The Hammond Expression Pedal – EQ properties

The Hammond expression pedal seems to be a mystery to many players, especially those that are more used to playing on clone wheels, even though at least some of these model the original Hammond expression pedal behavior very closely. Many people seem to think that the expression pedal on a Hammond is only used to control the volume of the organ, but this is only part of its function, it also acts as a (passive, non-linear) equalizer (EQ). When the volume is low, higher frequencies are much more attenuated (reduced) than lower ones, leading to a much bass-heavy sound and less pronounced highs. The reverse is true when the expression pedal is put to full throttle (loudest volume), which results in a much brighter sound with relatively reduced bass content.

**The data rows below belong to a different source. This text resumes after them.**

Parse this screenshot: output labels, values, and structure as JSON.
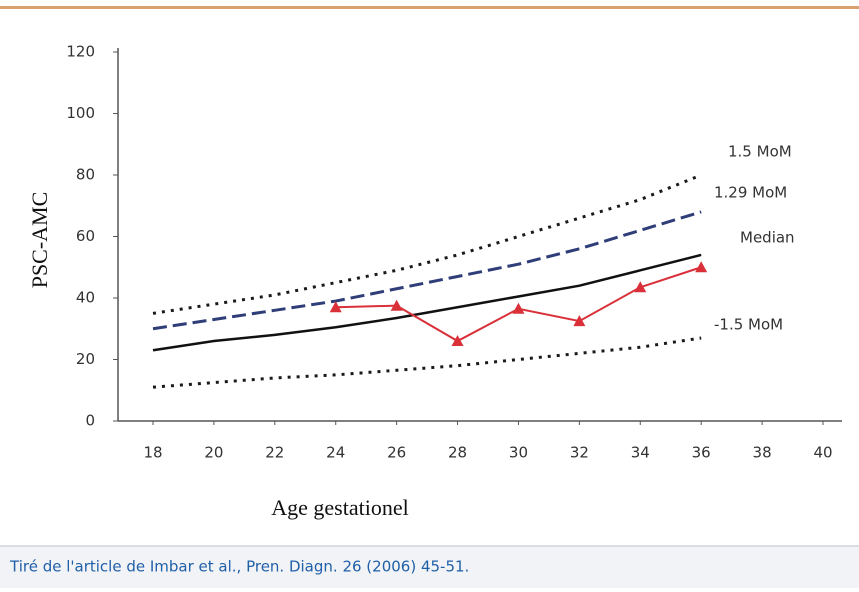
{
  "chart_data": {
    "type": "line",
    "xlabel": "Age gestationel",
    "ylabel": "PSC-AMC",
    "xlim": [
      18,
      40
    ],
    "xticks": [
      18,
      20,
      22,
      24,
      26,
      28,
      30,
      32,
      34,
      36,
      38,
      40
    ],
    "ylim": [
      0,
      120
    ],
    "yticks": [
      0,
      20,
      40,
      60,
      80,
      100,
      120
    ],
    "series": [
      {
        "name": "1.5 MoM",
        "color": "#1a1a1a",
        "style": "dotted",
        "x": [
          18,
          20,
          22,
          24,
          26,
          28,
          30,
          32,
          34,
          36
        ],
        "values": [
          35,
          38,
          41,
          45,
          49,
          54,
          60,
          66,
          72,
          80
        ]
      },
      {
        "name": "1.29 MoM",
        "color": "#2f3d78",
        "style": "dashed",
        "x": [
          18,
          20,
          22,
          24,
          26,
          28,
          30,
          32,
          34,
          36
        ],
        "values": [
          30,
          33,
          36,
          39,
          43,
          47,
          51,
          56,
          62,
          68
        ]
      },
      {
        "name": "Median",
        "color": "#111111",
        "style": "solid",
        "x": [
          18,
          20,
          22,
          24,
          26,
          28,
          30,
          32,
          34,
          36
        ],
        "values": [
          23,
          26,
          28,
          30.5,
          33.5,
          37,
          40.5,
          44,
          49,
          54
        ]
      },
      {
        "name": "-1.5 MoM",
        "color": "#1a1a1a",
        "style": "dotted",
        "x": [
          18,
          20,
          22,
          24,
          26,
          28,
          30,
          32,
          34,
          36
        ],
        "values": [
          11,
          12.5,
          14,
          15,
          16.5,
          18,
          20,
          22,
          24,
          27
        ]
      },
      {
        "color": "#d9303a",
        "style": "markers",
        "x": [
          24,
          26,
          28,
          30,
          32,
          34,
          36
        ],
        "values": [
          37,
          37.5,
          26,
          36.5,
          32.5,
          43.5,
          50
        ]
      }
    ]
  },
  "caption": "Tiré de l'article de Imbar et al., Pren. Diagn. 26 (2006) 45-51."
}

Thus, you can influence the character setting of the tone by opening or closing the expression pedal. This may lead to an undesired low volume when aiming for a more bass-heavy tone with les emphasized highs, but this can be counteracted by increasing the amplification. This may be accomplished by turning up the Leslie or other amplifier you may be using to amplify the Hammond. This may also make drive your amp into overdrive more easily, so you may need to find the right balance in the settings of the amp and the expression pedal to give you the desired tonal balance as well as a usable travel to adjust dynamics using the pedal.

Personally I like overdriving the Leslie to get a bit of growl, and this gets much easier with the Leslie on very loud, and playing the expression pedal at the low volume end, pushing the Leslie into a nice drive when increasing the volume on the expression pedal.